Data Pipelines with Airflow

Scope

The project scope is to extract data from S3 containers containing logs about songs and webpage usage, move the data into a RedShift database first into staging tables and from there into dimensional and fact tables using Apache Airflow as orchestrator

Execution

project_airflow This is a simple visualization of the project, with the flow of the data from the S3 containers to the different tables into the Redshift database.

The DAG used in Airflow with all the tasks to achieve the process is:

dag

Input data

The input data consists of two S3 containers containing two different datasets

Song Dataset

The first dataset is a subset of real data from the Million Song Dataset. Each file is in JSON format and contains metadata about a song and the artist of that song. The files are partitioned by the first three letters of each song's track ID. For example, here are filepaths to two files in this dataset.

song_data/A/B/C/TRABCEI128F424C983.json song_data/A/A/B/TRAABJL12903CDCF1A.json

And below is an example of what a single song file, TRAABJL12903CDCF1A.json, looks like.
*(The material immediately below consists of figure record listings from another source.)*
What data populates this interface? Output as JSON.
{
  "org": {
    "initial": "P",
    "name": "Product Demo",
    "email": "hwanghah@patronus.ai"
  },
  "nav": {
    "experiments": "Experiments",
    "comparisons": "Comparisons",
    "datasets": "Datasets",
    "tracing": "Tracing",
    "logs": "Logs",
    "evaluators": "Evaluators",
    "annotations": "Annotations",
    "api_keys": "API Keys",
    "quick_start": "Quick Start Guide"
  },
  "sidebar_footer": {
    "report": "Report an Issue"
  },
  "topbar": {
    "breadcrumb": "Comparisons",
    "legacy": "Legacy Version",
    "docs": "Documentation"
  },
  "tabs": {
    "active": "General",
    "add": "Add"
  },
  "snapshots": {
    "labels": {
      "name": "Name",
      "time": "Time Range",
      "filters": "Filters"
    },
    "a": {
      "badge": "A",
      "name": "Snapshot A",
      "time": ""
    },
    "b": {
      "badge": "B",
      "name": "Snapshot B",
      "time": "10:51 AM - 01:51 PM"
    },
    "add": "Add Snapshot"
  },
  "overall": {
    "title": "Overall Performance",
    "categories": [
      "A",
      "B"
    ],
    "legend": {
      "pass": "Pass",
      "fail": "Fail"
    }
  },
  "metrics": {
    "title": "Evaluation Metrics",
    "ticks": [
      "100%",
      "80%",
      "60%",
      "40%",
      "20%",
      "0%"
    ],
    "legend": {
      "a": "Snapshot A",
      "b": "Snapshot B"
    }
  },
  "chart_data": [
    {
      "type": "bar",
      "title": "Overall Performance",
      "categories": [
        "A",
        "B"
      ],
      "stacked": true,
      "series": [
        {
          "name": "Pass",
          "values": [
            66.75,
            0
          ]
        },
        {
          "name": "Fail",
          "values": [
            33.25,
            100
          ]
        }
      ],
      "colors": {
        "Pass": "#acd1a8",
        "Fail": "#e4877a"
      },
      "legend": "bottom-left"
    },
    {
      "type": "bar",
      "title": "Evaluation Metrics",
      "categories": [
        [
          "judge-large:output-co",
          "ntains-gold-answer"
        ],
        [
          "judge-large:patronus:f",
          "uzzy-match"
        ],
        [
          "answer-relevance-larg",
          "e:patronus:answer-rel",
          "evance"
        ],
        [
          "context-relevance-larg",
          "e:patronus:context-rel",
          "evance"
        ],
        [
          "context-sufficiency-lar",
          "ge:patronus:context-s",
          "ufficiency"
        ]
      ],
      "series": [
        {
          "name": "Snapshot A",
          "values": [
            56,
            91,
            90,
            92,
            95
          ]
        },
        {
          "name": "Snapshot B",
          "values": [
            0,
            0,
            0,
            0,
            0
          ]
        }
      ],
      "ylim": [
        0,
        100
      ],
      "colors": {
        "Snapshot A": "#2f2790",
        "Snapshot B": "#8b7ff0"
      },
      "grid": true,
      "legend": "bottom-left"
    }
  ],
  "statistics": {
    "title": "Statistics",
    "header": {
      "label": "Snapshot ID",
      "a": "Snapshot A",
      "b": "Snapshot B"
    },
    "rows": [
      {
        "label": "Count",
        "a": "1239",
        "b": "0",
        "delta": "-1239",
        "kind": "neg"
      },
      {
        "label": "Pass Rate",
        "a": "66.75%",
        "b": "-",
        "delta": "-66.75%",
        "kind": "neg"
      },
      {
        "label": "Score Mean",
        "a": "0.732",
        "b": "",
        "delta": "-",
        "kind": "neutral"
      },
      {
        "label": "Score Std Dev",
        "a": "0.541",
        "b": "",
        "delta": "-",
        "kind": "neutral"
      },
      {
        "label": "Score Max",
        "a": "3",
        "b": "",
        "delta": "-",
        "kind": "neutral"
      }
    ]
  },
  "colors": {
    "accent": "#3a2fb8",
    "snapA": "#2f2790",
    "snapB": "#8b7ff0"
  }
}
{"num_songs": 1, "artist_id": "ARJIE2Y1187B994AB7", "artist_latitude": null, "artist_longitude": null, "artist_location": "", "artist_name": "Line Renaud", "song_id": "SOUPIRU12A6D4FA1E1", "title": "Der Kleine Dompfaff", "duration": 152.92036, "year": 0}

Log Dataset

The second dataset consists of log files in JSON format generated by this event simulator based on the songs in the dataset above. These simulate app activity logs from an imaginary music streaming app based on configuration settings.

The log files in the dataset you'll be working with are partitioned by year and month. For example, here are filepaths to two files in this dataset.

log_data/2018/11/2018-11-12-events.json log_data/2018/11/2018-11-13-events.json

And below is an example of what the data in a log file, 2018-11-12-events.json, looks like. log-data

RedShift database

The redshift database contains two staging tables s_events and s_songs that contains all the data extracted from the previous datasets. Then we have 4 dimensional table users, songs, artists and time and a fact table songplays. This is the ER schema of these tables: schema

Launch the project

To execute the project a valid airflow installation is needed with valid AWS credentials inserted into the Apache airflow connection:

Conn Id: aws_credentials
Conn Type: Amazon Web Services
Login: Access key ID from a valid IAM User credentials
Password: Secret access key from a valid IAM User credentials

Conn Id: redshift
Conn Type: Postgres
Host: The endpoint of your Redshift cluster, excluding the port at the end
Schema: This is the Redshift database you want to connect to
Login: User that have access to the database
Password: Password for the database
Port: Port of the database (default 5439)